Back in 2010, CaracasChron worked out a little Legislative Election Forecasting Tool aimed at predicting the impact of a given popular vote distribution at the national level on the distribution of actual A.N. seats. The tool showed the ways the system was rigged to benefit PSUV: in effect, the opposition would need to win 54% or more of the National Popular Vote to overcome the gerrymandered map and win a 50%+1 majority on the A.N.

(In the event, the tool did quite well at predicting the outcome of the election: with 49.6% of the head-to-head vote against PSUV, the tool predicted MUD would win 66 seats in the 165 seat National Assembly. They got 65.)

What the forecasting tool really showed, though, is that Venezuela’s idiosyncratic part-first-past-the-post/part-proportional-but-not-really AN voting rules tend to build up big, disproportionate supermajorities if the election isn’t close. For example, even using the 2010 district boundaries, if the opposition had achieved 60% of the vote it stood to win 72% of the seats in the A.N.

Now, we haven’t reworked the legislative election tool for 2015 yet, but that basic feature is unlikely to change. Venezuela’s voting system is proportional in name only. The system skews pro-PSUV, but only in a close-ish election: otherwise, it just rewards the winner big-time.  And that’s a two-edged sword.

I haven’t seen any Generic Ballot Question polling out of Caracas this cycle yet, but with the way Maduro’s popularity numbers look right now, it seems reasonable to expect that the government would lose the national popular vote by a wide margin.

58-42? 60-40? 62-38? These aren’t fanciful scenarios: we’re going into a midterm election in the middle of a brutal economic contraction with widespread shortages and triple-digit food inflation against a government led by a man even chavistas generally loathe. These are not the makings of a close election.

Now, if PSUV really is in that range – 38-42% range of the vote in the head-to-head matchup vs. MUD – then the government probably won’t get more than 55 of the 165 seats, and might get as few as 35.

For chavismo, that would be a catastrophe of regime-ending proportions, not just because it would surely trigger a recall referendum that Maduro would be poised to lose but because it would shatter PSUV’s carefully constructed aura of invincibility.

I don’t think Maduro has the political or organizational chops to flip an electoral Armageddon on this scale into a win via fraud: he’s just too far behind.

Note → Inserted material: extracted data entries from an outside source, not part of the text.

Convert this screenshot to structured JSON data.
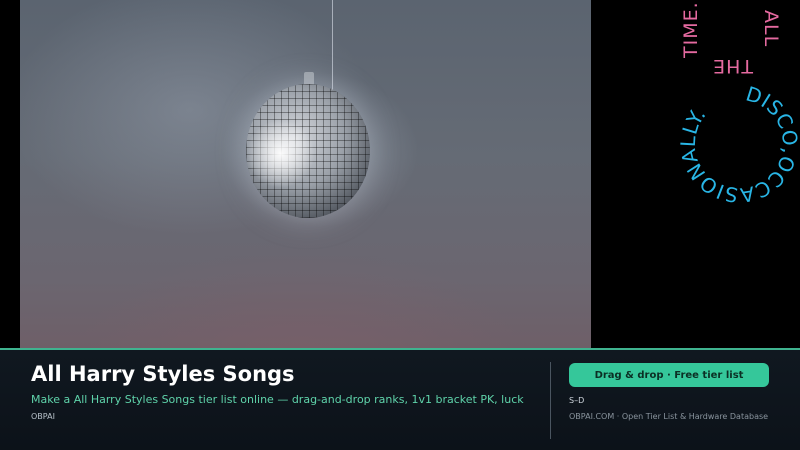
{
  "hero": {
    "photo_subject": "disco ball",
    "art_words": [
      "TIME.",
      "ALL",
      "THE"
    ],
    "ring_text": "DISCO,OCCASIONALLY.",
    "colors": {
      "pink": "#e56aa0",
      "blue": "#29b6e6"
    }
  },
  "footer": {
    "title": "All Harry Styles Songs",
    "description": "Make a All Harry Styles Songs tier list online — drag-and-drop ranks, 1v1 bracket PK, luck",
    "brand": "OBPAI",
    "cta_label": "Drag & drop · Free tier list",
    "tiers": "S–D",
    "site": "OBPAI.COM · Open Tier List & Hardware Database",
    "accent_color": "#35c79a"
  }
}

Intimidation and vote rigging can tip the balance in a close election in Venezuela, but it’s just not possible when you’re trailing by 18 or 20 points. You need too many people too well-organized in too many places, and the feat of organization required is just more than PSUV can muster at a time when just 1-in-4 self-identified PSUV supporters even want to see Maduro re-elected.

Finding some pretext to cancel elections would be a risky move, for sure. But not as risky as going to elections and ending up with, say, 48 escaños. The former makes the regime highly vulnerable, the latter surely ends it. If I was Maduro, I know what I’d do.